They’re having a conference to mark his retirement at UT Austin:
The Department of Classics at The University of Texas at Austin will host a conference on “Greek Law in the 21st Century” to celebrate the career and retirement of Professor Emeritus Michael Gagarin, March 31-April 2. The event is free and open to the public with a reception on Thursday, March 31.
The conference, held in Room 116 of Waggoner Hall, will explore the current state and future directions of research on ancient Greek law. The goal of the conference is not consensus, but a constructive discussion of central issues and controversies in the field.
The study of ancient Greek law has tended to divide along national lines, with scholars from common-law countries studying Athenian law as social history and those from the civil-law countries of continental Europe more engaged in systematic analysis of Greek law along the lines of Roman law.

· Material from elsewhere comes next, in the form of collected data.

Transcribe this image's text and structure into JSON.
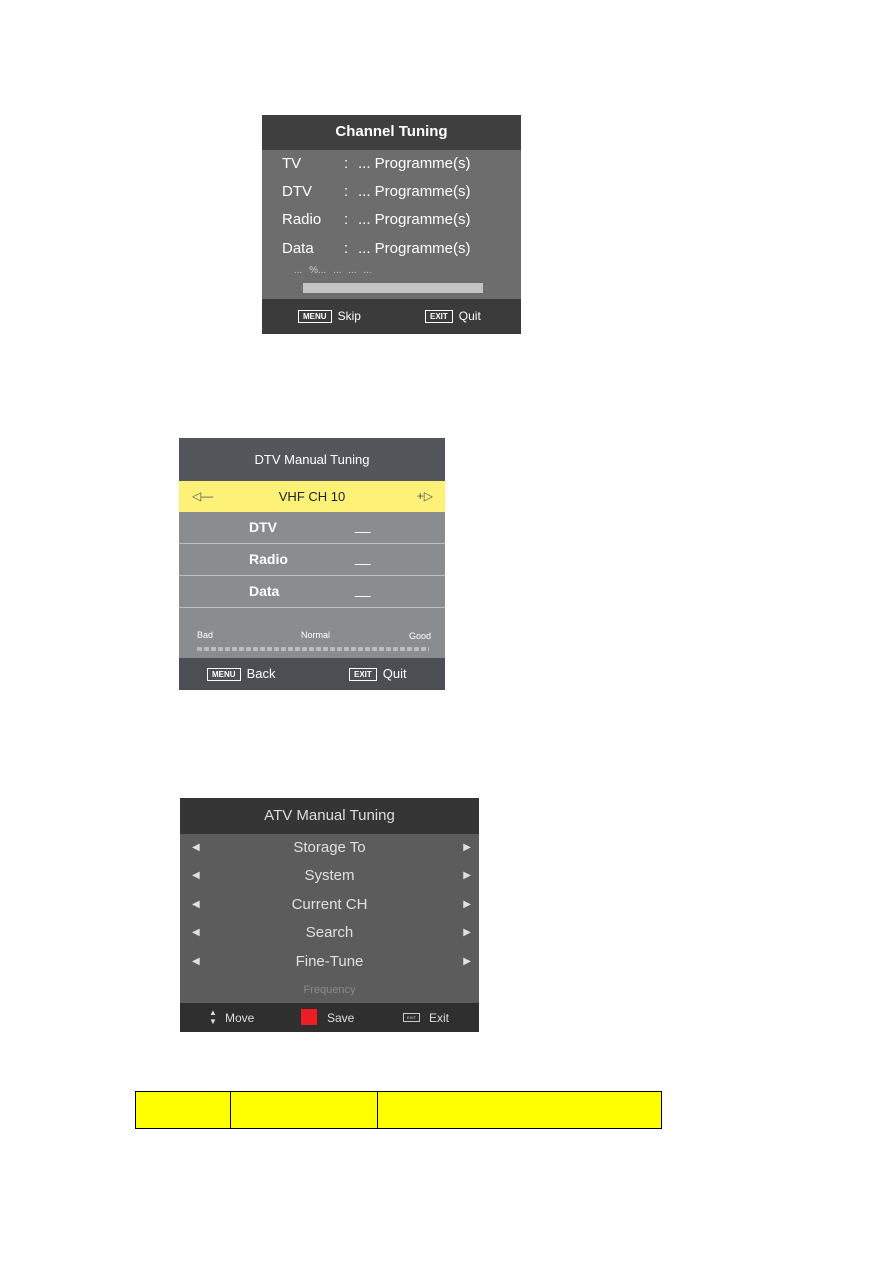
{
  "channel_tuning": {
    "title": "Channel Tuning",
    "rows": [
      {
        "label": "TV",
        "sep": ":",
        "value": "... Programme(s)"
      },
      {
        "label": "DTV",
        "sep": ":",
        "value": "... Programme(s)"
      },
      {
        "label": "Radio",
        "sep": ":",
        "value": "... Programme(s)"
      },
      {
        "label": "Data",
        "sep": ":",
        "value": "... Programme(s)"
      }
    ],
    "status": "... %... ...     ...   ...",
    "footer": {
      "menu_key": "MENU",
      "menu_label": "Skip",
      "exit_key": "EXIT",
      "exit_label": "Quit"
    }
  },
  "dtv_manual_tuning": {
    "title": "DTV Manual Tuning",
    "left_arrow": "◁—",
    "right_arrow": "+▷",
    "channel": "VHF CH 10",
    "rows": [
      {
        "label": "DTV",
        "value": "__"
      },
      {
        "label": "Radio",
        "value": "__"
      },
      {
        "label": "Data",
        "value": "__"
      }
    ],
    "signal": {
      "bad": "Bad",
      "normal": "Normal",
      "good": "Good"
    },
    "footer": {
      "menu_key": "MENU",
      "menu_label": "Back",
      "exit_key": "EXIT",
      "exit_label": "Quit"
    }
  },
  "atv_manual_tuning": {
    "title": "ATV Manual Tuning",
    "items": [
      "Storage To",
      "System",
      "Current CH",
      "Search",
      "Fine-Tune"
    ],
    "frequency": "Frequency",
    "footer": {
      "move": "Move",
      "save": "Save",
      "exit_key": "EXIT",
      "exit": "Exit"
    },
    "save_color": "#ee1c25"
  },
  "table": {
    "highlight": "#ffff00"
  }
}
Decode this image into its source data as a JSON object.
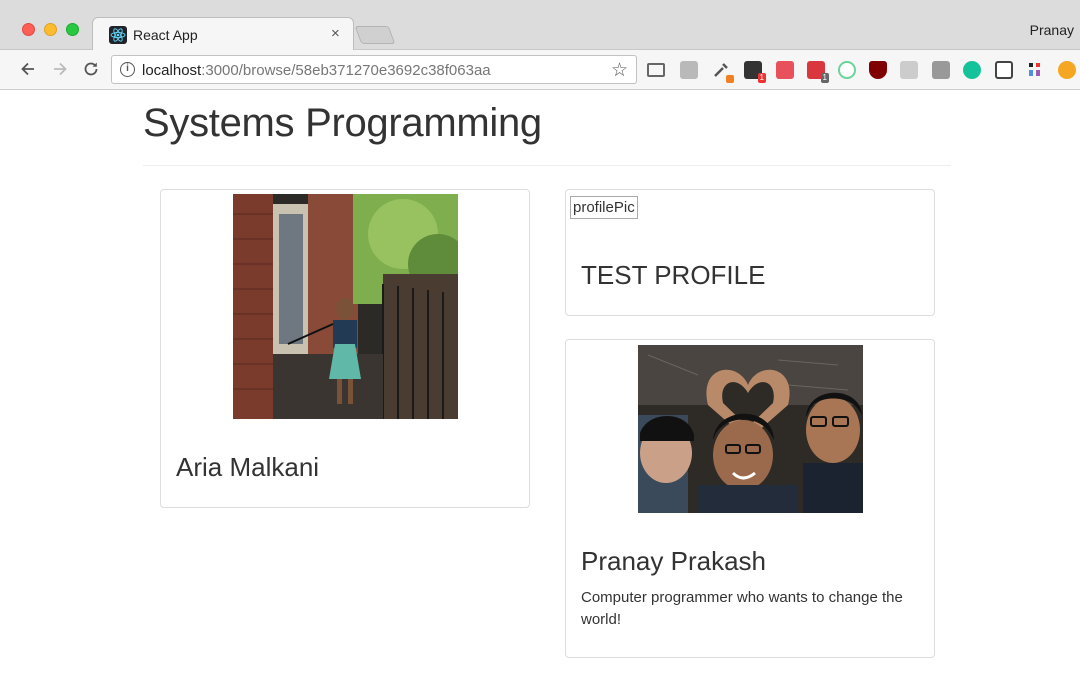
{
  "browser": {
    "tab_title": "React App",
    "tab_close": "×",
    "profile_name": "Pranay",
    "url_host": "localhost",
    "url_path": ":3000/browse/58eb371270e3692c38f063aa"
  },
  "page": {
    "title": "Systems Programming"
  },
  "cards": [
    {
      "name": "Aria Malkani",
      "description": "",
      "image_alt": ""
    },
    {
      "name": "TEST PROFILE",
      "description": "",
      "image_alt": "profilePic"
    },
    {
      "name": "Pranay Prakash",
      "description": "Computer programmer who wants to change the world!",
      "image_alt": ""
    }
  ],
  "extensions": {
    "badge_red": "1",
    "badge_grey": "1"
  }
}
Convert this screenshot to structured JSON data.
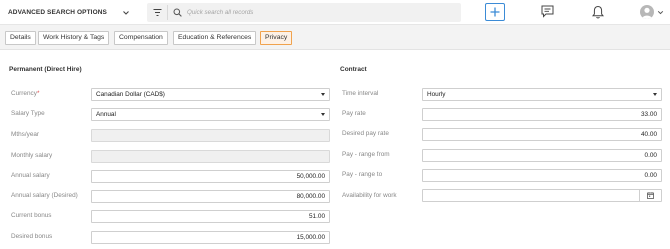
{
  "header": {
    "advanced_search_label": "ADVANCED SEARCH OPTIONS",
    "search_placeholder": "Quick search all records",
    "icons": [
      "chevron-down-icon",
      "filter-icon",
      "search-icon",
      "plus-icon",
      "chat-icon",
      "bell-icon",
      "avatar",
      "chevron-down-icon"
    ]
  },
  "tabs": [
    {
      "label": "Details",
      "active": false
    },
    {
      "label": "Work History & Tags",
      "active": false
    },
    {
      "label": "Compensation",
      "active": false
    },
    {
      "label": "Education & References",
      "active": false
    },
    {
      "label": "Privacy",
      "active": true
    }
  ],
  "permanent": {
    "title": "Permanent (Direct Hire)",
    "currency": {
      "label": "Currency",
      "required_mark": "*",
      "value": "Canadian Dollar (CAD$)"
    },
    "salary_type": {
      "label": "Salary Type",
      "value": "Annual"
    },
    "mths_year": {
      "label": "Mths/year",
      "value": ""
    },
    "monthly_salary": {
      "label": "Monthly salary",
      "value": ""
    },
    "annual_salary": {
      "label": "Annual salary",
      "value": "50,000.00"
    },
    "annual_salary_desired": {
      "label": "Annual salary (Desired)",
      "value": "80,000.00"
    },
    "current_bonus": {
      "label": "Current bonus",
      "value": "51.00"
    },
    "desired_bonus": {
      "label": "Desired bonus",
      "value": "15,000.00"
    }
  },
  "contract": {
    "title": "Contract",
    "time_interval": {
      "label": "Time interval",
      "value": "Hourly"
    },
    "pay_rate": {
      "label": "Pay rate",
      "value": "33.00"
    },
    "desired_pay_rate": {
      "label": "Desired pay rate",
      "value": "40.00"
    },
    "pay_range_from": {
      "label": "Pay - range from",
      "value": "0.00"
    },
    "pay_range_to": {
      "label": "Pay - range to",
      "value": "0.00"
    },
    "availability": {
      "label": "Availability for work",
      "value": ""
    }
  },
  "colors": {
    "accent": "#3b8bd6",
    "active_tab_border": "#f0a24d",
    "required": "#e04b4b"
  }
}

This conference will bring together the leading scholars in the field from the United States and Europe for an in-depth investigation of many of the fundamental issues raised by these different approaches and will explore directions for future research.
Among the issues to be raised include: What are the boundaries of the field? Does it include oral law, soft law or sacred law? How should we study law in the post-classical period? How did the Athenians define and organize their laws? How does Athenian law shed light on contemporary issues in commercial law or penal law? What direction should future work in the field take: systematic analysis, sociological investigation, or rhetorical study?
An internationally recognized scholar in ancient Greek law, Gagarin taught at the university for 37 years, from 1973 to 2010. During his tenure, Gagarin was twice the chair of the Classics Department. In addition to teaching courses in the College of Liberal Arts, he taught an ancient Greek law seminar in the School of Law. He is the James R. Dougherty Jr. Centennial Professor of Classics Emeritus.
Gagarin has been president of the American Philological Association and the Classical Association of the Middle West and South, and has been awarded fellowships from the American Council of Learned Societies, the National Endowment for the Humanities (three times) and the Guggenheim Foundation.
He has written or edited 13 books and dozens of articles, primarily in the area of ancient Greek law and oratory. Gagarin’s most recent book, published just two weeks ago by the University of Texas Press, is “Speeches from Athenian Law,” a collection of source materials. Gagarin was also the editor-in-chief of the seven-volume “Oxford Encyclopedia of Ancient Greece and Rome,” and is the series editor of “The Oratory of Classical Greece,” in which 12 volumes have appeared to date.